God richly bless you today,tomorrow and for all eternity.Love you muchly sis!
Nancy, Today would of been my 33rd wedding anniversary. I have been divorced 11 years now. I look back and see all the darkness and depression I had to go through to get where I am today. Alone with God. It's ok. I do wish for another chance at marriage with a Godly man, and the right one, but have resigned myself to know if it happens it will be God's plan, not mine. But, I am free today of the hate. Although some times anger still rears it's ugly head when someone I love hurts me. Not often, but when it does I ask God to take it from me. I am a work in progress still :) but thats ok. Rome wasn't built in a day. Ha! Ha!! I so much appreciate your wisdom and your help in keeping me on the right path. God brings people into our lives to help us in our walk. I am so blessed you are one of these people. God bless you and keep you safe forever....Love you oodles and bunches!!!

Hey Brod Norman it's been years we talked about her. Let go of her and where she is now I am sure she is happy.

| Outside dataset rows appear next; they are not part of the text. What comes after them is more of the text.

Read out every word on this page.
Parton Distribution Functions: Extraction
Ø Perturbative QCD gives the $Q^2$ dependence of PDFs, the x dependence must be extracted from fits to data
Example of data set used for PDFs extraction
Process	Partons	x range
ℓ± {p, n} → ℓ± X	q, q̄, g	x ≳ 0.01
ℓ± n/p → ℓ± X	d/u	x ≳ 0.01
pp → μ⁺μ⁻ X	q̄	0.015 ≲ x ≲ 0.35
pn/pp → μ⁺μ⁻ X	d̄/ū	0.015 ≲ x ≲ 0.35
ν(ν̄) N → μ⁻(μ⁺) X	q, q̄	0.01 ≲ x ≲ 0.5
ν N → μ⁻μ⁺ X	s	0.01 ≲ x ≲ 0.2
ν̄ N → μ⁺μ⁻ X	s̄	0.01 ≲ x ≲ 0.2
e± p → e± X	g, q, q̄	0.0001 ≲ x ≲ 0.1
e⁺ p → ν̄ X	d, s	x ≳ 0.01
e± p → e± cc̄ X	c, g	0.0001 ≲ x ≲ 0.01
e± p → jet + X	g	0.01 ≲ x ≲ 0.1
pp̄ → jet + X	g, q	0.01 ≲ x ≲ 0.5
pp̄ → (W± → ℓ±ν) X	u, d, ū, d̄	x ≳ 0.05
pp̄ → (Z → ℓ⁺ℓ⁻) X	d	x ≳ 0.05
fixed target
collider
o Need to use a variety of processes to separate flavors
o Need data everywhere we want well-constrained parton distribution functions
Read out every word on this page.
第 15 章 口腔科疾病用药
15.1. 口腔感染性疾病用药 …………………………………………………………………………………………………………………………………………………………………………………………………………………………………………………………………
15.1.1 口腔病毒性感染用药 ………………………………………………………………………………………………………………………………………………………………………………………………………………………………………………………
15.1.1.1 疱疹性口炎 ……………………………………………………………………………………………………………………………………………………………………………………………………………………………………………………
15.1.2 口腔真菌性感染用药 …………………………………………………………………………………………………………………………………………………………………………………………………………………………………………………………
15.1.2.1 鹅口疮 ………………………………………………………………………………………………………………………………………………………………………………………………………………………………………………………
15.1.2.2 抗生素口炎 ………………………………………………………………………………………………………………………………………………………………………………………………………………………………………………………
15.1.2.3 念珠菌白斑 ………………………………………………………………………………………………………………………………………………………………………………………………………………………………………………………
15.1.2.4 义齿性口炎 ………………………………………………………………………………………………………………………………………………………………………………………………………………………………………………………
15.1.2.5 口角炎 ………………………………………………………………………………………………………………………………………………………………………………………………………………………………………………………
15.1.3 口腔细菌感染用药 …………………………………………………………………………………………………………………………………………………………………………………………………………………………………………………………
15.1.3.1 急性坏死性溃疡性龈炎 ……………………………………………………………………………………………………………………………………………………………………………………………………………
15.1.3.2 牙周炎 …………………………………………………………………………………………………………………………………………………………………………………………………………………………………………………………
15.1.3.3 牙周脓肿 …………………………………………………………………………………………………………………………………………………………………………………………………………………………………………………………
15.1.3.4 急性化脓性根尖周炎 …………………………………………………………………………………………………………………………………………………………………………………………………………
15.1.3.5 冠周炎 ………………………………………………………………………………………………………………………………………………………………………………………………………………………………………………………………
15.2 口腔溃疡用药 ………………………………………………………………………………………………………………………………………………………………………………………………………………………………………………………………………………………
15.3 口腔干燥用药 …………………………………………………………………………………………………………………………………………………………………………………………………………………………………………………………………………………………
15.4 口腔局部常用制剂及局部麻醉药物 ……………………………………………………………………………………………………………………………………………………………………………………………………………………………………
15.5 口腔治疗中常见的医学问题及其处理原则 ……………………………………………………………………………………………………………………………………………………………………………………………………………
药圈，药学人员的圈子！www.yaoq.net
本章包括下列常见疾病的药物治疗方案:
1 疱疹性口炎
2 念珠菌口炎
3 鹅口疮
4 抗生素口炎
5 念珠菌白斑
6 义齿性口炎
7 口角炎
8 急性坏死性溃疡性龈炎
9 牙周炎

The LORD has a purpose in you being left behind not for you to be sad and gloomy by her passing but the LORD wants you to start a new and move on. I thinks it's been two years ago we talked about your dear wife, look forward and see what GOD has for you.

In all times , bad or not I will always give reverend to my LORD who always answers my need, though not what I expected for but it is always the best answer from HIM. GLORY TO YOUR NAME.